I wonder how modern pellet stoves with more complete combustion compare to traditional wood fires?


In addition to describing old methods of burning wood, when speaking about its health effects this article completely ignores the weather factor. Even with proper chimney construction, atmospheric pressure and presence or absence of inversion can cause smoke to hover at the ground for days—or quickly take it to high altitudes and disperse. I am not sure whether the research he mentions controlled for this factor.

In particular, quotes like this:

> It might be the clearest day of the year, but burn a sufficient quantity of wood and the air in the vicinity of your home will resemble a bad day in Beijing.

strongly hint at atmospheric inversion, frequent in some areas and rare in others. (Also, “sufficient quantity of wood” makes the point completely meaningless, but that aside…)

IMO recommending for or against wood burning should take into account typical weather patterns of a particular area, and ideally there should be a way to notify people when atmospheric conditions are not right for this.

I agree that Sam Harris has a frustrating tendency to moralize, but I still subscribe to his podcast. There are good points raised in most discussions, if not by him then by his guest. Strong opinions is a double-edged sword.


In my country people leave their wood burner running all winter regardless of the weather. People are never going to turn it off just because of weather conditions.

And there is moralising on the other side of the argument, it is just less explicit. The old fashioned "natural" manliness of chopping and burning wood is definitely considered virtuous by a lot of people. Maybe this is restricted to middle class though.

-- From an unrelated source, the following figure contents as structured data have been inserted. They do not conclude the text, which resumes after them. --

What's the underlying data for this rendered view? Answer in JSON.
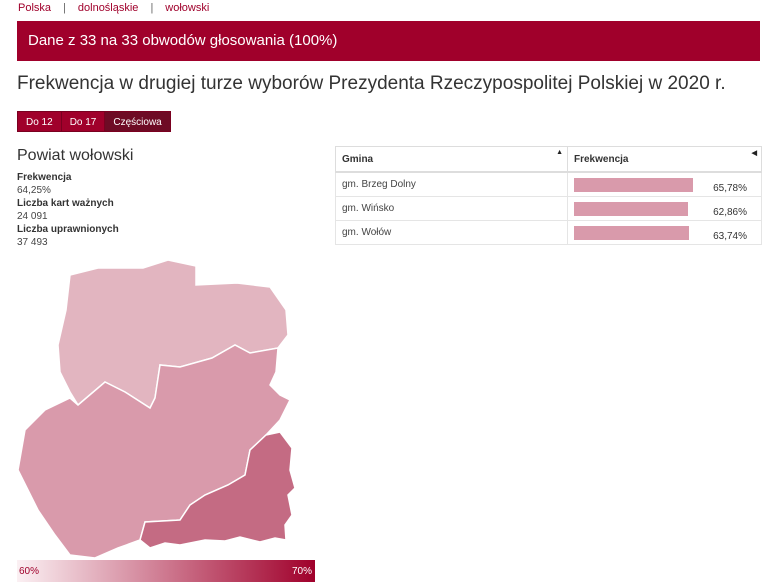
{
  "breadcrumb": [
    "Polska",
    "dolnośląskie",
    "wołowski"
  ],
  "banner": "Dane z 33 na 33 obwodów głosowania (100%)",
  "title": "Frekwencja w drugiej turze wyborów Prezydenta Rzeczypospolitej Polskiej w 2020 r.",
  "tabs": [
    {
      "label": "Do 12",
      "active": false
    },
    {
      "label": "Do 17",
      "active": false
    },
    {
      "label": "Częściowa",
      "active": true
    }
  ],
  "area": {
    "name": "Powiat wołowski",
    "stats": [
      {
        "label": "Frekwencja",
        "value": "64,25%"
      },
      {
        "label": "Liczba kart ważnych",
        "value": "24 091"
      },
      {
        "label": "Liczba uprawnionych",
        "value": "37 493"
      }
    ]
  },
  "table": {
    "columns": [
      "Gmina",
      "Frekwencja"
    ],
    "rows": [
      {
        "name": "gm. Brzeg Dolny",
        "turnout_label": "65,78%",
        "turnout": 65.78
      },
      {
        "name": "gm. Wińsko",
        "turnout_label": "62,86%",
        "turnout": 62.86
      },
      {
        "name": "gm. Wołów",
        "turnout_label": "63,74%",
        "turnout": 63.74
      }
    ]
  },
  "legend": {
    "min_label": "60%",
    "max_label": "70%",
    "min": 60,
    "max": 70
  },
  "colors": {
    "accent": "#a0002b",
    "tab_active": "#6e0b25",
    "bar": "#d99aab",
    "region_north": "#e2b5c0",
    "region_middle": "#d99aab",
    "region_south": "#c46b83"
  },
  "icons": {
    "sort_asc": "▲",
    "sort_left": "◀"
  }
}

The existence of people for whom burning wood is the only way to heat their homes in winter now does not preclude the possibility of a future where people can choose to use thermoelectric facilities for cooking or (in winter) heating when weather allows, and use electricity from other sources (batteries or mains) at other times.

(In my view there is hardly anything especially manly or romantic in buying fuel for a modern pellet stove. As far as I know unless one literally owns a forest one can’t legally go around chopping down trees in most countries. Chopping may be a good exercise though.)